Flink development issues summary

Keywords: Java Apache Scala Hadoop

When installing through brew on mac system, the local default installation address is / usr / local / cell / Apache Flink / 1.5.1

1. Can I call graph algorithm in flink?

It can be called in dataSet, and it needs to write its own method in dataStream. It can be implemented in scala by itself, just by referring to the source code.

Official website link

II. Cannot instance user function

org.apache.flink.streaming.runtime.tasks.StreamTaskException: Cannot instantiate user function.
	at org.apache.flink.streaming.api.graph.StreamConfig.getStreamOperator(StreamConfig.java:235)
	at org.apache.flink.streaming.runtime.tasks.OperatorChain.createChainedOperator(OperatorChain.java:355)
	at org.apache.flink.streaming.runtime.tasks.OperatorChain.createOutputCollector(OperatorChain.java:282)
	at org.apache.flink.streaming.runtime.tasks.OperatorChain.createChainedOperator(OperatorChain.java:346)
	at org.apache.flink.streaming.runtime.tasks.OperatorChain.createOutputCollector(OperatorChain.java:282)
	at org.apache.flink.streaming.runtime.tasks.OperatorChain.<init>(OperatorChain.java:126)
	at org.apache.flink.streaming.runtime.tasks.StreamTask.invoke(StreamTask.java:231)
	at org.apache.flink.runtime.taskmanager.Task.run(Task.java:718)
	at java.lang.Thread.run(Thread.java:745)
Caused by: java.lang.ClassCastException: cannot assign instance of com.meituan.flink.demo.local.testTopic$$anonfun$2 to field org.apache.flink.streaming.api.scala.DataStream$$anon$4.cleanFun$3 of type scala.Function1 in instance of org.apache.flink.streaming.api.scala.DataStream$$anon$4
	at java.io.ObjectStreamClass$FieldReflector.setObjFieldValues(ObjectStreamClass.java:2133)
	at java.io.ObjectStreamClass.setObjFieldValues(ObjectStreamClass.java:1305)
	at java.io.ObjectInputStream.defaultReadFields(ObjectInputStream.java:2024)
	at java.io.ObjectInputStream.readSerialData(ObjectInputStream.java:1942)
	at java.io.ObjectInputStream.readOrdinaryObject(ObjectInputStream.java:1808)
	at java.io.ObjectInputStream.readObject0(ObjectInputStream.java:1353)
	at java.io.ObjectInputStream.defaultReadFields(ObjectInputStream.java:2018)
	at java.io.ObjectInputStream.readSerialData(ObjectInputStream.java:1942)
	at java.io.ObjectInputStream.readOrdinaryObject(ObjectInputStream.java:1808)
	at java.io.ObjectInputStream.readObject0(ObjectInputStream.java:1353)
	at java.io.ObjectInputStream.readObject(ObjectInputStream.java:373)
	at org.apache.flink.util.InstantiationUtil.deserializeObject(InstantiationUtil.java:290)
	at org.apache.flink.util.InstantiationUtil.readObjectFromConfig(InstantiationUtil.java:248)
	at org.apache.flink.streaming.api.graph.StreamConfig.getStreamOperator(StreamConfig.java:220)

It's a Commons collections package conflict.
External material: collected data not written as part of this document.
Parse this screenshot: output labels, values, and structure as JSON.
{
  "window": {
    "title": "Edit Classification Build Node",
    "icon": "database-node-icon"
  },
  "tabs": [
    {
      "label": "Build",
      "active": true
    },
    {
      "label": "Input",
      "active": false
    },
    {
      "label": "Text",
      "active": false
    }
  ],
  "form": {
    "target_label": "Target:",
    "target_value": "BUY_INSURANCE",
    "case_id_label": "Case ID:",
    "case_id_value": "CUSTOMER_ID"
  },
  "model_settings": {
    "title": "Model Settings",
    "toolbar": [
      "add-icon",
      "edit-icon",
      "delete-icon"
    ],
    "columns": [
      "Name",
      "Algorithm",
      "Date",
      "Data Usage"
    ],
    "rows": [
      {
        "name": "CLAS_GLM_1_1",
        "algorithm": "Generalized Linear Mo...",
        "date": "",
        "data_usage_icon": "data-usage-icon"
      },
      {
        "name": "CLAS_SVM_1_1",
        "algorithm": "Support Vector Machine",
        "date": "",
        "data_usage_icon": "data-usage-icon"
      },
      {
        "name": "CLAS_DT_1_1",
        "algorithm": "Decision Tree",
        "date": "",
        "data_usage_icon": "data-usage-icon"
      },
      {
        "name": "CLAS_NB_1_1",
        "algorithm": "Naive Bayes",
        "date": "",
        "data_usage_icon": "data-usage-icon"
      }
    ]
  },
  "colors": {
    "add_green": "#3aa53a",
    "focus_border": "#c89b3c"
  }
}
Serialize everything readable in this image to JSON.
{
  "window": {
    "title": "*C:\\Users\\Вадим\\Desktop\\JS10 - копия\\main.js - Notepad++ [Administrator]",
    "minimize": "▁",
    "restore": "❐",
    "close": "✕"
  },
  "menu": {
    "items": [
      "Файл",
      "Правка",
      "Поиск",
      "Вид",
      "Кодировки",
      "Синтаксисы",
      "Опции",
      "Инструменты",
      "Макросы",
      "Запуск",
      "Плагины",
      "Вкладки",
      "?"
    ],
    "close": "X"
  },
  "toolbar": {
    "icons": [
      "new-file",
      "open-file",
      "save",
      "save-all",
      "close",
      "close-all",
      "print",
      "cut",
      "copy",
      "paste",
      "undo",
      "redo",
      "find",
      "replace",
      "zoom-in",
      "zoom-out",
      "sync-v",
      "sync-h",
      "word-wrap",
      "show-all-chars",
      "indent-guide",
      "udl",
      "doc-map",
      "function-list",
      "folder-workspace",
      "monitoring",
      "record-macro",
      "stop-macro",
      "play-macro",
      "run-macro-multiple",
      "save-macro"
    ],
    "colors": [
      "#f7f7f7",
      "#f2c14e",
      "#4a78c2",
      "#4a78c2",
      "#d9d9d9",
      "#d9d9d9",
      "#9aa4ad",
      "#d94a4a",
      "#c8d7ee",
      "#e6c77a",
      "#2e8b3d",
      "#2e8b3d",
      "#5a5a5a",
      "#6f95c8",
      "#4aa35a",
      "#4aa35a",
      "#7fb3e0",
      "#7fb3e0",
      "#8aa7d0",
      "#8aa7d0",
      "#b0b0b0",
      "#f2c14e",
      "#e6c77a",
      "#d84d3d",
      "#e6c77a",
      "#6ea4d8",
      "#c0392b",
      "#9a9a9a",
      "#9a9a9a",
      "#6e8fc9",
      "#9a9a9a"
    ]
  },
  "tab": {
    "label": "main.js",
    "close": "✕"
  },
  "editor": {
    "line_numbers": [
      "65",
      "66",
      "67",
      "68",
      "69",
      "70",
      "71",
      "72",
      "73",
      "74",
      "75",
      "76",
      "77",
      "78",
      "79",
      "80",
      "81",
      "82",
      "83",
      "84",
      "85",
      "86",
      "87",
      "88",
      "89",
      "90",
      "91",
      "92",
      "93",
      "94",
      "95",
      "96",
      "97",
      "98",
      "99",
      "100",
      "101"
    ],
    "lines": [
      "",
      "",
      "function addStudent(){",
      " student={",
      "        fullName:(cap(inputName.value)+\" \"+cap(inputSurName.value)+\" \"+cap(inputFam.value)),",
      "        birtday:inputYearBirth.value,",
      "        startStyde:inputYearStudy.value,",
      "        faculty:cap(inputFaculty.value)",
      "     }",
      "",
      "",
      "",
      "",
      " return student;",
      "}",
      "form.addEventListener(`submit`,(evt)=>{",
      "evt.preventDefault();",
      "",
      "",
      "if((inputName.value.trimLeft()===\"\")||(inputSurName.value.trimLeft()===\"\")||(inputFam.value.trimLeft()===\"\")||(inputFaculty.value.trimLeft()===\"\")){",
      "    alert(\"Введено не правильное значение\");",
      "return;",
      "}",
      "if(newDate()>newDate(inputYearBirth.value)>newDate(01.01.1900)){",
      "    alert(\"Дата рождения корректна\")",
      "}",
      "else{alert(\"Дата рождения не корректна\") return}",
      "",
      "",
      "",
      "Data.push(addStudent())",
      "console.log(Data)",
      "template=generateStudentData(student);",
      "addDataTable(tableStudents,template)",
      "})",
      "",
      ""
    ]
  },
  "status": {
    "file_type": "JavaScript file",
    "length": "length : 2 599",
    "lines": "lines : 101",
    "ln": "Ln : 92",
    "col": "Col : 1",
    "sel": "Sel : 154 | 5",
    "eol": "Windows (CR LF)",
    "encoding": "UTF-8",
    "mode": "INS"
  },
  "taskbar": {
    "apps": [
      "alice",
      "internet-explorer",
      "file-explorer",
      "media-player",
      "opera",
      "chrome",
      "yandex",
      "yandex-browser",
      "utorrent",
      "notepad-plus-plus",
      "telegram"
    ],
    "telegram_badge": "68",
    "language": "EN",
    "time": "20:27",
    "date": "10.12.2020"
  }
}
Use the normal pom file to exclude the related packages.

III. local idea develops the flink program and runs it locally to read the HDFS file

Add dependency:

Reference blog

       <dependency>
            <groupId>org.apache.hadoop</groupId>
            <artifactId>hadoop-common</artifactId>
            <version>2.7.5</version>
        </dependency>
 
        <dependency>
            <groupId>org.apache.hadoop</groupId>
            <artifactId>hadoop-hdfs</artifactId>
            <version>2.7.5</version>
        </dependency>

Read and write hdfs data code:

Reference blog

DataSet<String> hdfslines=env.readTextFile("your hdfs path")
hdfslines.writeAsText("your hdfs path")

Flink's HDFS Connector
Reference blog
This Connector provides a sink to write partition files to any file system supported by Hadoop file system. In order to use this Connector, please add the following dependencies to your project:

<dependency>
  <groupId>org.apache.flink</groupId>
  <artifactId>flink-connector-filesystem_2.10</artifactId>
  <version>1.3.0</version>
</dependency>

IV. the assigned slot container

This kind of exception, by viewing the log, is generally a Flink App with a large memory consumption, which causes the Task manager (Container on the Yarn) to be killed. If there is no problem in code writing, there is really not enough resources. In fact, 1G Slot running multiple tasks (Slot Group Share) is quite easy to appear. So there are two options. You can choose one according to the specific situation.

  1. Schedule the Flink App on a cluster with larger Per Slot memory.
  2. Reduce the number of shared tasks in the Slot through the Slot sharing group ("xxx")

Reference blog 1
Reference blog 2

V. java.util.concurrent.timeoutexception: Heartbeat of taskmanager with ID container

TaskManager's heartbeat has timed out, and JobManager's memory has been increased a little.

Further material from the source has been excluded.